Iraq: How to Turn A Lie Into The Truth


July 7, 2006: As promised, the Iraqi army has gone after the Shia militias responsible for the increasing number of attacks against Sunni Arabs. In Baghdad, this resulted in a major gun battle, with at least nine Shias killed. The soldiers were apparently trying to arrest a local associate of Shia militant leader Muqtada al Sadr. The "Sadr militia" has been responsible for a third or more of the violence against Sunni Arabs, and Iraqis Sunni Arabs want Sadr brought under control before the Sunni Arabs take down the Sunni Arab extremists.

July 6, 2006: The large number of charges brought against U.S. troops for crimes against civilians recently is partly coincidence (the rate of such incidents is much less than in past wars, but that is not considered news) and partly right out of the al Qaeda playbook. Making false accusations of atrocities, to attract media attention, is recommended in al Qaeda training documents, as a good way to keep the enemy off balance. After three years of defeats, al Qaeda, and their Iraqi Sunni Arab allies, are in need of some good news. Atrocities can be created, by forcing witnesses to make false claims, and to otherwise fabricate evidence. Anti-American media will not examine the evidence too closely, and will instead run with the story. That most of these claims turn out to be false is, again, not news, and the terrorists know it. Repeat a lie often enough, and it becomes, to some at least, the truth.

July 5, 2006: In western Iraq, American marines swarmed into the main hospital in Ramadi and found, as their intel had indicated, that the place had been taken over by Islamic terrorists. The patients and staff had been threatened with death if they interfered with the Islamic terrorists, but word had gotten out anyway. The terrorists were using the hospital as a base, and, of course, a source of medical care for their wounded.
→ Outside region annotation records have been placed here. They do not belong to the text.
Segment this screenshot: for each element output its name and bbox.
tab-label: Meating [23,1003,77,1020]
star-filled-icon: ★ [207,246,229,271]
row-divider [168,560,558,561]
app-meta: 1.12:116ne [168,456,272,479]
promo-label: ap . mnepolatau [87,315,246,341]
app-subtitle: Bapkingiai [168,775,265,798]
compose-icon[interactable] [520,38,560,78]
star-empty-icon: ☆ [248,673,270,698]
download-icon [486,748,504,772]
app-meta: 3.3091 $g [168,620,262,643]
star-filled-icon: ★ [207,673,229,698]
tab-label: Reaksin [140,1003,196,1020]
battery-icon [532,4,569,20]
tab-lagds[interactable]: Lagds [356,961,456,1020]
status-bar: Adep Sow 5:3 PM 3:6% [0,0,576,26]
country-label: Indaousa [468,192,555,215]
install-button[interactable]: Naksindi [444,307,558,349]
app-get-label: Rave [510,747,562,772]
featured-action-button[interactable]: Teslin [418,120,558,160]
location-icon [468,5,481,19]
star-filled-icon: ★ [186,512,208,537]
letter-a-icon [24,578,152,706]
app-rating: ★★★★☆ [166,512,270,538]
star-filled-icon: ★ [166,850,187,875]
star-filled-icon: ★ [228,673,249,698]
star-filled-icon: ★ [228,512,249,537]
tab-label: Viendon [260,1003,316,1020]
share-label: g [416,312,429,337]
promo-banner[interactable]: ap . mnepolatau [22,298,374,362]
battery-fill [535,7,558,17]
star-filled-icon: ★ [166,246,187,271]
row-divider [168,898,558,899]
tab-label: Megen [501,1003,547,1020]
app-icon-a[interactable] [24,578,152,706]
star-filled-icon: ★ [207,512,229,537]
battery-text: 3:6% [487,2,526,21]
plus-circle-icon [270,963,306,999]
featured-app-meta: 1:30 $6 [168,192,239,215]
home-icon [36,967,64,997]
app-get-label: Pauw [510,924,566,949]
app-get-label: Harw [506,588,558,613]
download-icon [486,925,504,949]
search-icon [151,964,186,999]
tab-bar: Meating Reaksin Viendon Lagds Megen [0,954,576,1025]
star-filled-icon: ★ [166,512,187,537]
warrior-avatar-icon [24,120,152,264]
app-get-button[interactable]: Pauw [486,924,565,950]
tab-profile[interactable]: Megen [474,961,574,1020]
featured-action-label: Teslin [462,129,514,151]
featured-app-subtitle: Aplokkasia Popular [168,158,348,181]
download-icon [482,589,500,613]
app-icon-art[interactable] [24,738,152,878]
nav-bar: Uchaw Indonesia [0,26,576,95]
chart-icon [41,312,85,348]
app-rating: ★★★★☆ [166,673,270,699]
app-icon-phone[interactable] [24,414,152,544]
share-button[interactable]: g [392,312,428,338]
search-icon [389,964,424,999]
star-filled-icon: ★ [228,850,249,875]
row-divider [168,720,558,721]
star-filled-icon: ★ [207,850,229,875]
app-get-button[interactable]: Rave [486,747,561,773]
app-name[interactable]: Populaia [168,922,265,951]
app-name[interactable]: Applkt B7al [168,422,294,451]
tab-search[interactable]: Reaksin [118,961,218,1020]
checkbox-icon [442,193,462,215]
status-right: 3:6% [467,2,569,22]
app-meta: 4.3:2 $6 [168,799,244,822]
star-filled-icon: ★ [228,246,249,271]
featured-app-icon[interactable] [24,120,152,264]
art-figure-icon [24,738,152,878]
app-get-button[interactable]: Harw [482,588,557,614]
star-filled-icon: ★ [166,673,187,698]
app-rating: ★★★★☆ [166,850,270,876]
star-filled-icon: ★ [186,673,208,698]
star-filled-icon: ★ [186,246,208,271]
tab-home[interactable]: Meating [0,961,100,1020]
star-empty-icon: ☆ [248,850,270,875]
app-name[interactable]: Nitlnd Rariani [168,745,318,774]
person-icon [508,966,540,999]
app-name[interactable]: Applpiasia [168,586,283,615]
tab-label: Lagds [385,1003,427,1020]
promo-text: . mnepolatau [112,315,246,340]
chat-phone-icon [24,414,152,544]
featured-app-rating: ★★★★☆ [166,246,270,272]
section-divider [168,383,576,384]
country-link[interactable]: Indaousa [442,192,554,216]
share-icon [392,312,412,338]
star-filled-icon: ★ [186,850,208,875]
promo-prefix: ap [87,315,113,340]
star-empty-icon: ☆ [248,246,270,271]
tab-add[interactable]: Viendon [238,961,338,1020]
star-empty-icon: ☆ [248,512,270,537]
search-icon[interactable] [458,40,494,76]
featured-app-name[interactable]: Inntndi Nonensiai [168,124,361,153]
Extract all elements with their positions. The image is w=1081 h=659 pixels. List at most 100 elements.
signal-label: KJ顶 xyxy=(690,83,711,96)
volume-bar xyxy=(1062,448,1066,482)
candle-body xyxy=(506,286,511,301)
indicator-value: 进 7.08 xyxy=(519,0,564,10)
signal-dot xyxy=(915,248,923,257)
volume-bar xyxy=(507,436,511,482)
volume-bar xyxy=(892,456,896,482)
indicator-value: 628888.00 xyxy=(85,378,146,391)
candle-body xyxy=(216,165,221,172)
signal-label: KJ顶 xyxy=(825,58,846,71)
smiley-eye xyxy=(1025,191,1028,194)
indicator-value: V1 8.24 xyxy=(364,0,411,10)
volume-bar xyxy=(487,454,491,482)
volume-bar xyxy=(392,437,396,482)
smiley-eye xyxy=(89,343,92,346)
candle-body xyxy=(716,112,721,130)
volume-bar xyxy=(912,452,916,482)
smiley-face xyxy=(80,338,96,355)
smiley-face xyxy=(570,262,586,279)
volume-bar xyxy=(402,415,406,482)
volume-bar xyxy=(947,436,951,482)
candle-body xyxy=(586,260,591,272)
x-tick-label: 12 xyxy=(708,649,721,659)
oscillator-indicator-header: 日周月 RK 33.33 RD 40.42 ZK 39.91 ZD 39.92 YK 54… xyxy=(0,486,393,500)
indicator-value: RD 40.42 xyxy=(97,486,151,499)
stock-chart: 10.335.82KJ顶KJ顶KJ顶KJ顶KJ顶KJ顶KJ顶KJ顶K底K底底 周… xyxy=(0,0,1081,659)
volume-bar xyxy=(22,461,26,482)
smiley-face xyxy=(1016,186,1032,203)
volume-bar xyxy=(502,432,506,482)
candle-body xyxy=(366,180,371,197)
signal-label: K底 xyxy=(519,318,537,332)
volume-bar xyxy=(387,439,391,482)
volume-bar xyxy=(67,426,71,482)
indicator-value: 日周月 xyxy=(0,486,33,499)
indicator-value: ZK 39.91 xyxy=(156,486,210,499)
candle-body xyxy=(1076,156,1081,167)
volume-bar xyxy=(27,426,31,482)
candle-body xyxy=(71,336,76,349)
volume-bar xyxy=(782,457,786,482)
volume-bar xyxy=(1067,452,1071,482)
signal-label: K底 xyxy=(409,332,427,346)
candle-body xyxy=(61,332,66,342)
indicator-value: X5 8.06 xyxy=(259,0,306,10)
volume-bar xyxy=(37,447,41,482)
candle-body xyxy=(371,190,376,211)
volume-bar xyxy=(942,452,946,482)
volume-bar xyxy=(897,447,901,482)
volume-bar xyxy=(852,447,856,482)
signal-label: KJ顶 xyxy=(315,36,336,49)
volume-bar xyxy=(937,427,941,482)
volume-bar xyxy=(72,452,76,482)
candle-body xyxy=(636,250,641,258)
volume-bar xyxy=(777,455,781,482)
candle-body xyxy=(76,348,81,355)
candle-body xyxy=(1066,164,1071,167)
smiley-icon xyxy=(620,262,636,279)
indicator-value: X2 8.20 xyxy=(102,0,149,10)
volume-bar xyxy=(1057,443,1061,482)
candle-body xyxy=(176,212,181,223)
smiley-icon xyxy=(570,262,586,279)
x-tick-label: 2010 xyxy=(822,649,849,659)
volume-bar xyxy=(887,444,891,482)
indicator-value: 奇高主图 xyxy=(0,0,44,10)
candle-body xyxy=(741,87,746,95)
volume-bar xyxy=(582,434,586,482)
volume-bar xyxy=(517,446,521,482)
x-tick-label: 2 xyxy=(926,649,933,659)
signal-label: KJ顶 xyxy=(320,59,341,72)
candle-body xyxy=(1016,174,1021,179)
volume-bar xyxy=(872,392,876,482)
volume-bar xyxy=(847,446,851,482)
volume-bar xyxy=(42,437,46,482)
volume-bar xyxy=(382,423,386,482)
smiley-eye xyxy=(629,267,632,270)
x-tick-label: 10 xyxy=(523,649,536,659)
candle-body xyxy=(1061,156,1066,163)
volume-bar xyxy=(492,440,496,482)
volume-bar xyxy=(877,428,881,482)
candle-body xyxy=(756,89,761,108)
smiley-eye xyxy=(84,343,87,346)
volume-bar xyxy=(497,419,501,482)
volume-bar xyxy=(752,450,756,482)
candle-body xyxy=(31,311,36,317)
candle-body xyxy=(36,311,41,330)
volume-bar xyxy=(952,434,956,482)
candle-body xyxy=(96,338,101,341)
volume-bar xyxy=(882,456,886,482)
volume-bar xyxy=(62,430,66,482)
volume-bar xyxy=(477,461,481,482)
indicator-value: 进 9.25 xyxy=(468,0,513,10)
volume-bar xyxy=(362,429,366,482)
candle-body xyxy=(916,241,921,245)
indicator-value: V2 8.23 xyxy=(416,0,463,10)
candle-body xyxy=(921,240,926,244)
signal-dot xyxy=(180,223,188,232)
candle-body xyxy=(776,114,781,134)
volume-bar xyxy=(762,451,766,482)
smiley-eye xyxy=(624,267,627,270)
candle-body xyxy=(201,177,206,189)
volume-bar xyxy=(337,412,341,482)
A force of Iraqi police must now be stationed at the hospital to prevent the terrorists from returning.

July 4, 2006: Recent comments by Osama bin Laden, and other al Qaeda leaders, made it clear that Sunni Islamic radicals must join the battle against Shias in Iraq. Al Qaeda has always been about "purifying" Islam (by killing or converting all the heretics and "false Moslems") first, then going after all the infidels (non-Moslems). The attacks on the West were a sign of weakness, because by the 1990s, al Qaeda had suffered a string of defeats in Moslem nations. Western nations appeared more vulnerable, thus we ended up with 911. The West then, in classic fashion, carried the war back to the enemy. In Iraq, this has forced al Qaeda to return to its roots, and take on the hated Shia. Thus the growing proportion of terror attacks in Iraq directed at Shia. One recent attack even targeted pilgrims from Iran, on their way to the main Shia shrines in southern Iraq. Annoying Iran, a nation that is over 90 percent Shia, run by a religious dictatorship, and long the regional superpower, might seem a very stupid thing to do, but al Qaeda was never noted for well thought out plans. In response to all this, Iran is hosting a meeting of regional foreign ministers, to agree on a common policy towards Iraq, and Islamic terrorists. The Sunni Arab nations want Iraq to remain independent (and not an appendage of Iran), and for the attacks on Iraqi Sunni Arabs to stop. Iran is supporting Shia militias in Iraq, that are killing dozens of Sunni Arabs every week. The deal comes down to this. In return for helping shut down the Shia death squads in Iraq, Sunni Arab nations would cut off, as much as they can, support for Sunni Arab terrorists in Iraq (al Qaeda and several Iraqi groups).